Tuesday, March 6, 2012

You've Got to Understand the Rules

So, the justification for steroids in baseball- not that it was ever officially defended, but still, we have a good idea as to why the people who did it did it- was monster hits and home runs don't just help the team, they're also tremendously popular with fans. Individual fame and fortune awaited those who could mash 'dem balls the best, and if people were packing into the stands to watch home run chases (as in 1998), then the sport was better for it, as well. Similar justifications are used to excuse violent hits in football and even fighting in hockey (and yes, I understand that that's an icky comparison, but people are just going to have to accept that steroids have that in common with such repugnant practices).

Now, of course, the steroid witchhunt hit fever pitch in 2005-06, and Baseball instituted some new testing rules. From '08 on, we've seen a steady drop in offense across Major League Baseball. A lot of people looked at these two facts and said, "Eh, correlation, causation, close enough." But David Golebiewski at baseballanalytics.org actually crunched the numbers and found a more plausible culprit: umpires.

Of COURSE! It had to be the umpires, right?

Anyway, the umpires have actually started calling a more accurate strike zone in the last few years. Pitches that batters used to get away with taking- often down by the knees- were now called for strikes, as they should be. The reason this is happening isn't completely known, though it's likely that since umpires now have access to things like PitchFX, they can actually learn from their own mistakes. Anyway, the results ARE clear: batters are getting less free pitches, so their numbers are going down.

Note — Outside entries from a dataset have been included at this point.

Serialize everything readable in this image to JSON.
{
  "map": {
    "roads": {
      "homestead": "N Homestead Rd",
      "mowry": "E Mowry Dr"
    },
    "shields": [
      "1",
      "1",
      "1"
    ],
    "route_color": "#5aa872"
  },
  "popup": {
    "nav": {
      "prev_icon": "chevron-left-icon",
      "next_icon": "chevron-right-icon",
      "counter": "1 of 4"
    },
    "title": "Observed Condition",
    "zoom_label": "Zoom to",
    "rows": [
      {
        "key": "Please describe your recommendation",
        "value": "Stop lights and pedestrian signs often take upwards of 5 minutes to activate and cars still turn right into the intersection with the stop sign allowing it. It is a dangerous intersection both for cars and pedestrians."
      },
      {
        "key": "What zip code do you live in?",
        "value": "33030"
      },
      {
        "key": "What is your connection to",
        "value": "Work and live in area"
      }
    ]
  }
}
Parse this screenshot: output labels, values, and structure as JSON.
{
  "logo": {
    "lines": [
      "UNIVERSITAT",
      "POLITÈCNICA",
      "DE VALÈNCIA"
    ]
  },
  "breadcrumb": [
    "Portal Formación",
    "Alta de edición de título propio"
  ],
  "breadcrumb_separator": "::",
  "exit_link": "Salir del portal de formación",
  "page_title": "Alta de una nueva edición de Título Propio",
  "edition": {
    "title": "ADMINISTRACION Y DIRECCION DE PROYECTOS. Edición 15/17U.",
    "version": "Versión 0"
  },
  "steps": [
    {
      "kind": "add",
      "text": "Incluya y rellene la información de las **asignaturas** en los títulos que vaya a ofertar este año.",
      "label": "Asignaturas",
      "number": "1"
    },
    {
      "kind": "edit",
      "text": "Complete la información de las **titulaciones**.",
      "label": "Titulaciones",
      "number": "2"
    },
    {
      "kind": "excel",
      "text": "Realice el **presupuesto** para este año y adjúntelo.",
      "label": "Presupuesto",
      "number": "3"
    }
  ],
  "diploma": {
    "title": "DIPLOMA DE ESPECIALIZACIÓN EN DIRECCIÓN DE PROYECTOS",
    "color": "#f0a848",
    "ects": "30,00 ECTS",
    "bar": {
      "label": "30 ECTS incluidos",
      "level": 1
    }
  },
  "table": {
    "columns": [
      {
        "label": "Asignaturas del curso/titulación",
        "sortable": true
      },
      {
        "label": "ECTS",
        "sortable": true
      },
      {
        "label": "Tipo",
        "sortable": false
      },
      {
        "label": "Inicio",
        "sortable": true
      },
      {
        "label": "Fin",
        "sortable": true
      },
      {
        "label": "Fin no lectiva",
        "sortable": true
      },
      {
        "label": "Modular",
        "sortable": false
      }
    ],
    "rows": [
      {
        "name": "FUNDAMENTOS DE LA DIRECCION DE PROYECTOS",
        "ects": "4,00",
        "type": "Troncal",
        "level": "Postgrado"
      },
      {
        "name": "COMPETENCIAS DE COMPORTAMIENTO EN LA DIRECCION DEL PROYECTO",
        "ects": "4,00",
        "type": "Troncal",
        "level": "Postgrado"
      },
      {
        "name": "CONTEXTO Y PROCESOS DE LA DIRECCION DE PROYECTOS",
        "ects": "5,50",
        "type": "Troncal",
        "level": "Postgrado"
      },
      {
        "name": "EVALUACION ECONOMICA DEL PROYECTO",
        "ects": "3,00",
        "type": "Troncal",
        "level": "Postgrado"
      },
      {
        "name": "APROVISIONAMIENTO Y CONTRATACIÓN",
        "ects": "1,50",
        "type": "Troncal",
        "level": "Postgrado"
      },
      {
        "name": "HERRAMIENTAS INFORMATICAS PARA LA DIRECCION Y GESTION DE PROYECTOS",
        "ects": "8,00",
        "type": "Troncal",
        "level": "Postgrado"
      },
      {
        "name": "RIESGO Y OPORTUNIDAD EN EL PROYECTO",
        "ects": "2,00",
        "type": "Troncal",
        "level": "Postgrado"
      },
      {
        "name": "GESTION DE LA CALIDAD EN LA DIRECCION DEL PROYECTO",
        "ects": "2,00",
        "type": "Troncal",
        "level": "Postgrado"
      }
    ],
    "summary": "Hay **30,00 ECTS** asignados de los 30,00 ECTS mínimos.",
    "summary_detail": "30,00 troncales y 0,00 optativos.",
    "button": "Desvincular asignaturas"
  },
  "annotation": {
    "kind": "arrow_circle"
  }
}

There's a lot I love about this story. First of all, it's awesome that PitchFX and similar programs are bringing some accountability and evolution to the umpires. It's still pretty hard to "impeach" an ump, and I'm deathly afraid of anyone "overturning" their decisions, but at least they now have to study their own work and hopefully improve on it.

Second, this just goes to show you how much technology enhances the sport. Not only is PitchFX making the umpires better, but at the fan level, guys like Dave Golebiweski now have the means to investigate any claim about the game and share their findings with other fans. In some ways, we've always had this; Baseball's always kept meticulous records, after all. But you had to have a certain extra layer of crazy to really hunt them all down, and if you wanted to publish your findings, you basically had to go the Bill James self-published route, with no guarantee of the success James eventually had. Now, all the information is online, and you can publish to the same place. You still have to be kinda crazy to want to do it, but after that, the entry fees are low.

Finally, this shows me that rules made for the sports to bow to socio-political pressure and concerns about player safety are probably NOT the major factor in whether or not the games are exciting. If umpires calling a better strike zone is the critical factor here instead of the steroid ban, then it shows me that referees in football or hockey could keep those games plenty exciting without the violence with just a few tweaks to how they call the game. Listen, I'm as big an advocate for robot umps and refs as anyone, but we're a long way from that. Until then, calling the game is still as much an art as it is a silence. For all of our desire for clearly defined, bright line rules for the game- and for all the progress we have made and will make in establishing those- human judgment is still going to play a big role.

Which is all just a long way of saying that we really can draft sports rules that are less barbaric, and trust the professionals on the field to keep the game exciting.